The ability to correlate a wider variety of data can further improve performance. For instance, the condition monitoring data that SKF routinely collects can now be combined with ‘process’ data such as machine speed and control parameters, through a collaboration with Honeywell. Combining these data streams has helped one of our joint customers - a major copper producer - to make more informed decisions on maintenance and asset performance.

The customer says that part failure would once have led to shutdown - but this can now be avoided thanks to the advance warning provided by the combination of process and monitoring data.

Having access to this wider array of data could enhance maintenance, and help customers to make more informed choices. For example, analysing both monitoring and process data might reveal that slowing a machine down by 3% would extend the maintenance period by four weeks. The customer can then balance a slight reduction in output with a longer production period - and make the best possible decision.

Self-replacement
Automatic detection of a failing bearing is a massive step forward in efficiency. However, the process of ordering the replacement - including sending the purchase order through to manufacturing, estimating the lead time, and delivering the part - still involves major human intervention.

SKF is already gearing up for a future in which the faulty part effectively puts in an order for its own replacement.
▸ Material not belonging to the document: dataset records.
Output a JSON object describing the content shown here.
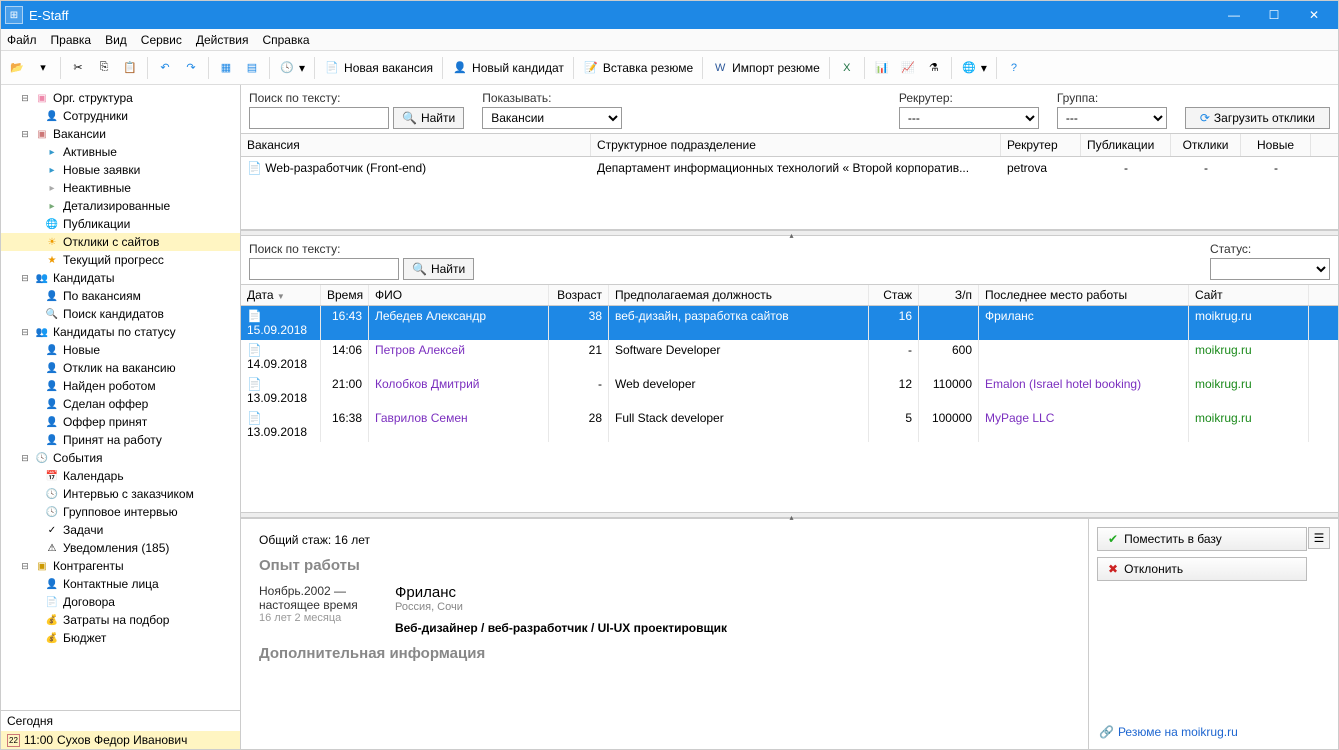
{
  "title": "E-Staff",
  "menu": [
    "Файл",
    "Правка",
    "Вид",
    "Сервис",
    "Действия",
    "Справка"
  ],
  "toolbar": {
    "new_vacancy": "Новая вакансия",
    "new_candidate": "Новый кандидат",
    "insert_resume": "Вставка резюме",
    "import_resume": "Импорт резюме"
  },
  "tree": {
    "org": "Орг. структура",
    "employees": "Сотрудники",
    "vacancies": "Вакансии",
    "vac_items": [
      "Активные",
      "Новые заявки",
      "Неактивные",
      "Детализированные",
      "Публикации",
      "Отклики с сайтов",
      "Текущий прогресс"
    ],
    "candidates": "Кандидаты",
    "cand_items": [
      "По вакансиям",
      "Поиск кандидатов"
    ],
    "cand_status": "Кандидаты по статусу",
    "cs_items": [
      "Новые",
      "Отклик на вакансию",
      "Найден роботом",
      "Сделан оффер",
      "Оффер принят",
      "Принят на работу"
    ],
    "events": "События",
    "ev_items": [
      "Календарь",
      "Интервью с заказчиком",
      "Групповое интервью",
      "Задачи",
      "Уведомления  (185)"
    ],
    "contr": "Контрагенты",
    "co_items": [
      "Контактные лица",
      "Договора",
      "Затраты на подбор",
      "Бюджет"
    ]
  },
  "agenda": {
    "today": "Сегодня",
    "time": "11:00",
    "person": "Сухов Федор Иванович"
  },
  "filter": {
    "search_label": "Поиск по тексту:",
    "find": "Найти",
    "show_label": "Показывать:",
    "show_value": "Вакансии",
    "recruiter_label": "Рекрутер:",
    "recruiter_value": "---",
    "group_label": "Группа:",
    "group_value": "---",
    "load": "Загрузить отклики",
    "status_label": "Статус:"
  },
  "vac_cols": [
    "Вакансия",
    "Структурное подразделение",
    "Рекрутер",
    "Публикации",
    "Отклики",
    "Новые"
  ],
  "vac_row": {
    "name": "Web-разработчик (Front-end)",
    "dept": "Департамент информационных технологий  «  Второй корпоратив...",
    "recruiter": "petrova",
    "pub": "-",
    "resp": "-",
    "new": "-"
  },
  "cand_cols": [
    "Дата",
    "Время",
    "ФИО",
    "Возраст",
    "Предполагаемая должность",
    "Стаж",
    "З/п",
    "Последнее место работы",
    "Сайт"
  ],
  "cand_rows": [
    {
      "date": "15.09.2018",
      "time": "16:43",
      "fio": "Лебедев Александр",
      "age": "38",
      "pos": "веб-дизайн, разработка сайтов",
      "exp": "16",
      "sal": "",
      "last": "Фриланс",
      "site": "moikrug.ru",
      "sel": true
    },
    {
      "date": "14.09.2018",
      "time": "14:06",
      "fio": "Петров Алексей",
      "age": "21",
      "pos": "Software Developer",
      "exp": "-",
      "sal": "600",
      "last": "",
      "site": "moikrug.ru"
    },
    {
      "date": "13.09.2018",
      "time": "21:00",
      "fio": "Колобков Дмитрий",
      "age": "-",
      "pos": "Web developer",
      "exp": "12",
      "sal": "110000",
      "last": "Emalon (Israel hotel booking)",
      "site": "moikrug.ru"
    },
    {
      "date": "13.09.2018",
      "time": "16:38",
      "fio": "Гаврилов Семен",
      "age": "28",
      "pos": "Full Stack developer",
      "exp": "5",
      "sal": "100000",
      "last": "MyPage LLC",
      "site": "moikrug.ru"
    }
  ],
  "resume": {
    "total_exp": "Общий стаж: 16 лет",
    "exp_hdr": "Опыт работы",
    "period": "Ноябрь.2002 — настоящее время",
    "duration": "16 лет 2 месяца",
    "company": "Фриланс",
    "location": "Россия, Сочи",
    "position": "Веб-дизайнер / веб-разработчик / UI-UX проектировщик",
    "extra_hdr": "Дополнительная информация"
  },
  "actions": {
    "add": "Поместить в базу",
    "reject": "Отклонить",
    "link": "Резюме на moikrug.ru"
  }
}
Because a smart sensor can already diagnose itself, it’s not hard to imagine that it might send an automated message all the way back through the supply chain.
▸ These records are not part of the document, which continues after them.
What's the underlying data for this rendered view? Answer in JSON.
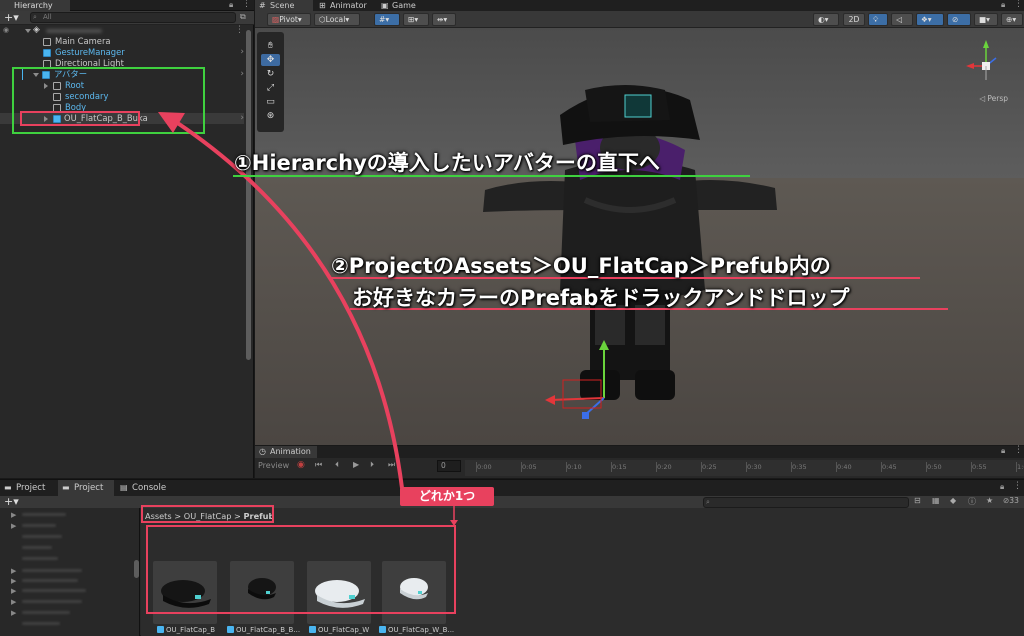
{
  "hierarchy": {
    "tab": "Hierarchy",
    "search_placeholder": "All",
    "scene_name": "",
    "items": [
      {
        "label": "Main Camera",
        "blue": false
      },
      {
        "label": "GestureManager",
        "blue": true
      },
      {
        "label": "Directional Light",
        "blue": false
      },
      {
        "label": "アバター",
        "blue": true
      },
      {
        "label": "Root",
        "blue": true
      },
      {
        "label": "secondary",
        "blue": true
      },
      {
        "label": "Body",
        "blue": true
      },
      {
        "label": "OU_FlatCap_B_Buka",
        "blue": false
      }
    ]
  },
  "scene": {
    "tabs": [
      "Scene",
      "Animator",
      "Game"
    ],
    "pivot": "Pivot",
    "local": "Local",
    "mode_2d": "2D",
    "persp": "Persp"
  },
  "animation": {
    "tab": "Animation",
    "preview": "Preview",
    "frame": "0",
    "ticks": [
      "0:00",
      "0:05",
      "0:10",
      "0:15",
      "0:20",
      "0:25",
      "0:30",
      "0:35",
      "0:40",
      "0:45",
      "0:50",
      "0:55",
      "1:00"
    ]
  },
  "project": {
    "tabs": [
      "Project",
      "Project",
      "Console"
    ],
    "breadcrumb": {
      "root": "Assets",
      "sep1": ">",
      "mid": "OU_FlatCap",
      "sep2": ">",
      "last": "Prefub"
    },
    "count": "33",
    "assets": [
      {
        "label": "OU_FlatCap_B",
        "color": "#151515"
      },
      {
        "label": "OU_FlatCap_B_B...",
        "color": "#151515"
      },
      {
        "label": "OU_FlatCap_W",
        "color": "#e8ecef"
      },
      {
        "label": "OU_FlatCap_W_B...",
        "color": "#e8ecef"
      }
    ]
  },
  "annotations": {
    "step1": "①Hierarchyの導入したいアバターの直下へ",
    "step2_line1": "②ProjectのAssets＞OU_FlatCap＞Prefub内の",
    "step2_line2": "お好きなカラーのPrefabをドラックアンドドロップ",
    "pick_one": "どれか1つ",
    "accent_red": "#e8415e",
    "accent_green": "#3fd13f"
  }
}
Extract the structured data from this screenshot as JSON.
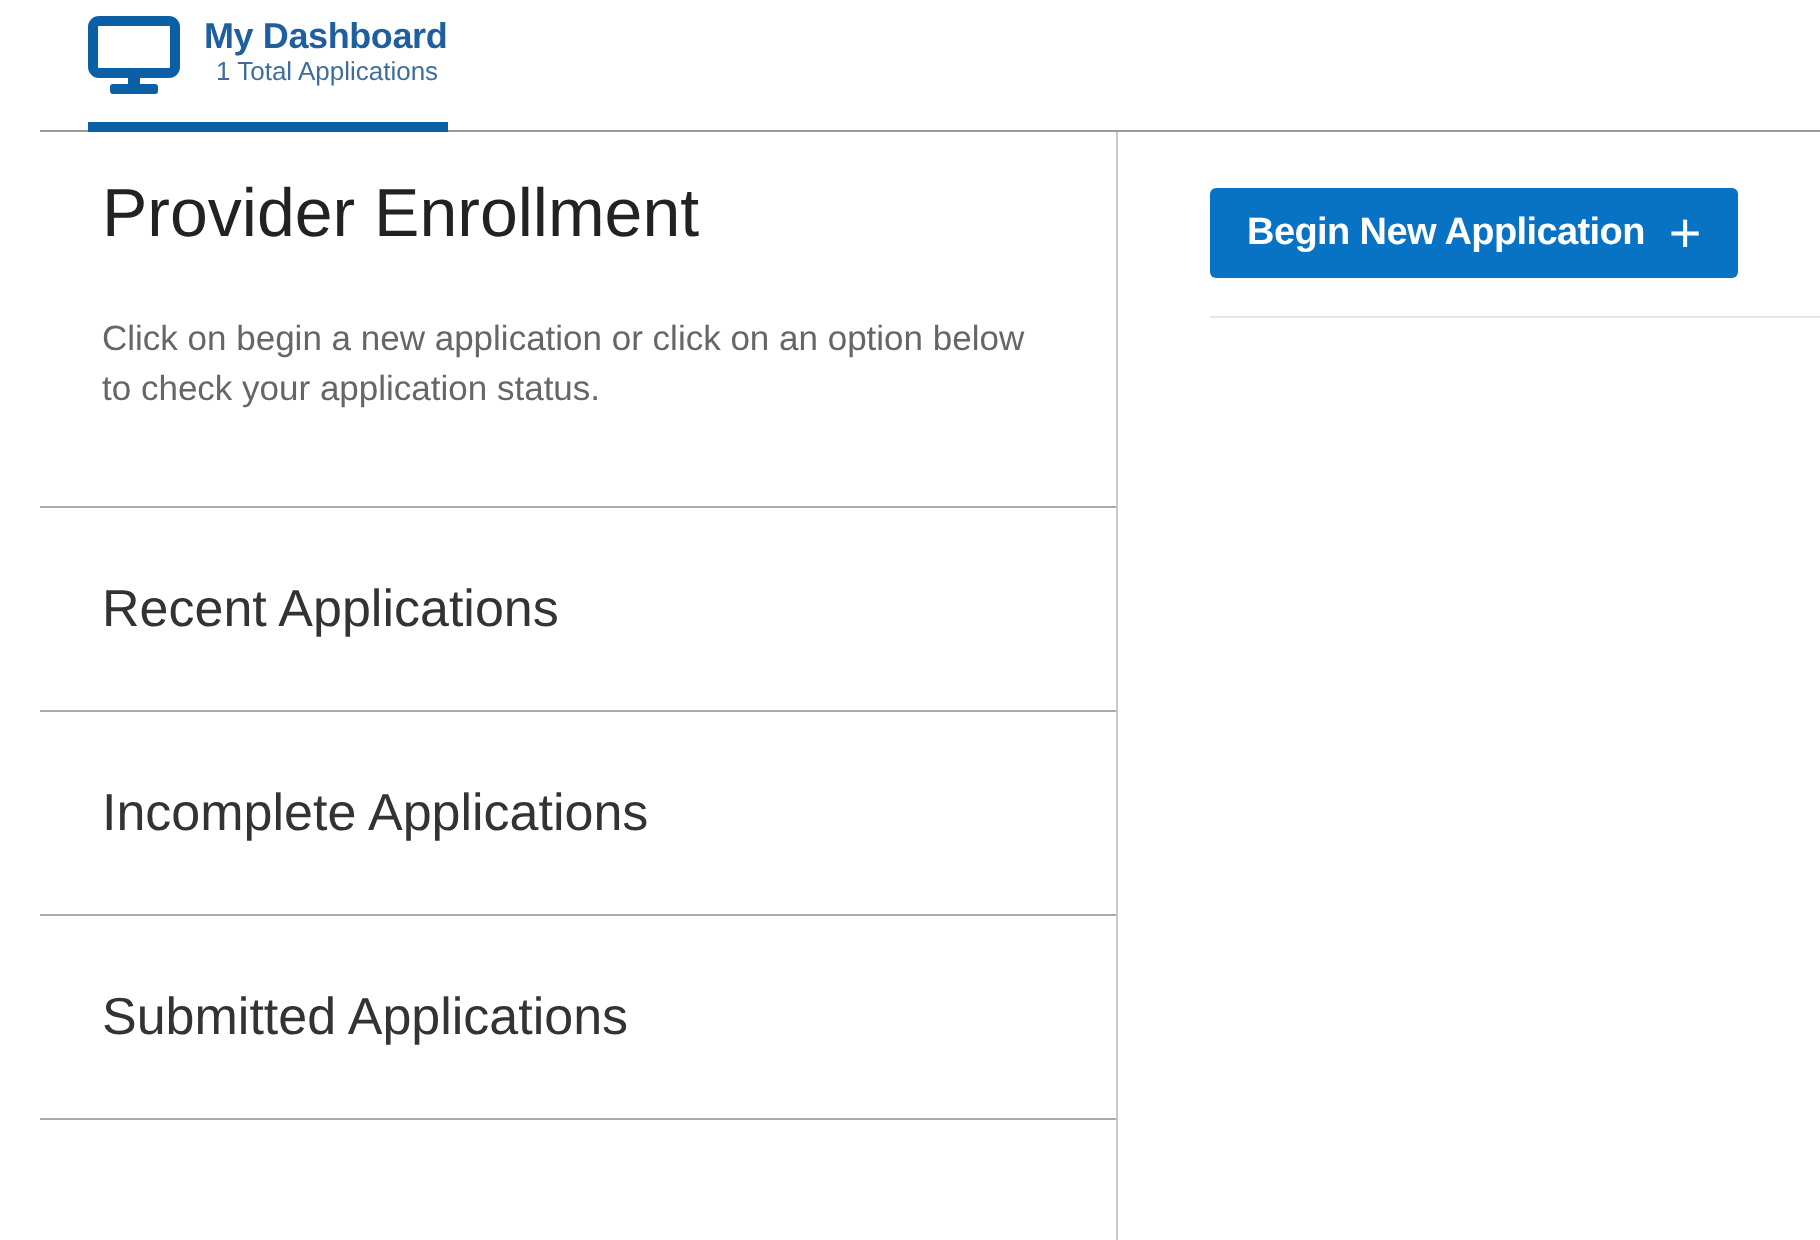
{
  "header_tab": {
    "title": "My Dashboard",
    "subtitle": "1 Total Applications",
    "selected": true
  },
  "page": {
    "title": "Provider Enrollment",
    "description": "Click on begin a new application or click on an option below to check your application status."
  },
  "options": [
    {
      "label": "Recent Applications"
    },
    {
      "label": "Incomplete Applications"
    },
    {
      "label": "Submitted Applications"
    }
  ],
  "button": {
    "label": "Begin New Application",
    "icon": "+"
  }
}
It goes further than this: increased digitalisation streamlines the manufacturing process. It has already helped to shrink machine re-setting times. In this way, a specific replacement part can be scheduled for addition to the production line with minimal disruption - and fast turnaround.
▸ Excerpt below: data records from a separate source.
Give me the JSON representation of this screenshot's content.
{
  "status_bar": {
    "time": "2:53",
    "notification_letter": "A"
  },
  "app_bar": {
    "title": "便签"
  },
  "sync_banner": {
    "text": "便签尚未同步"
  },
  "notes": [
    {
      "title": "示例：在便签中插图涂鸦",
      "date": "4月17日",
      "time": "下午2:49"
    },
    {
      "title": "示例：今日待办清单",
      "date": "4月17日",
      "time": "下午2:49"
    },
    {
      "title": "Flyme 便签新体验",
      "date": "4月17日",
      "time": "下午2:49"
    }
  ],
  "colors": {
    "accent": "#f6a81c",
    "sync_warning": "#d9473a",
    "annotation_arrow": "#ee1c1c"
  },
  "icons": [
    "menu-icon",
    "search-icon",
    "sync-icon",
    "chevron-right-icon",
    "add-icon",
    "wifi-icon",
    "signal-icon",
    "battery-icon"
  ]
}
Combining these two factors - accurate prediction of a failing part, with ‘manufacturing to order’ - ensures that some ‘projected demand’ for parts is replaced by ‘actual demand’. This extends the ‘just in time’ manufacturing concept down as far as the individual component - and could one day bring stock levels close to zero. It’s hard to imagine a world without stock, but this vision is within sight.

This type of system is yet to be developed. However, SKF is running pilots in specific areas of the supply chain. In the future, the plan is to join these pilot projects together, allowing full, end-to-end digitalisation.

The enormous power of existing digital technologies - such as smartphones - makes it easy to think that we have reached a pinnacle of performance. However, we are only at the start of digitalisation within manufacturing. Every aspect of the manufacturing value chain can be enhanced by digitalisation. Some have already emerged, while others are still on the horizon.

Can we really move from self-diagnosis of a bearing to self-ordering? Yes, we can: the hard part is predicting when it will happen.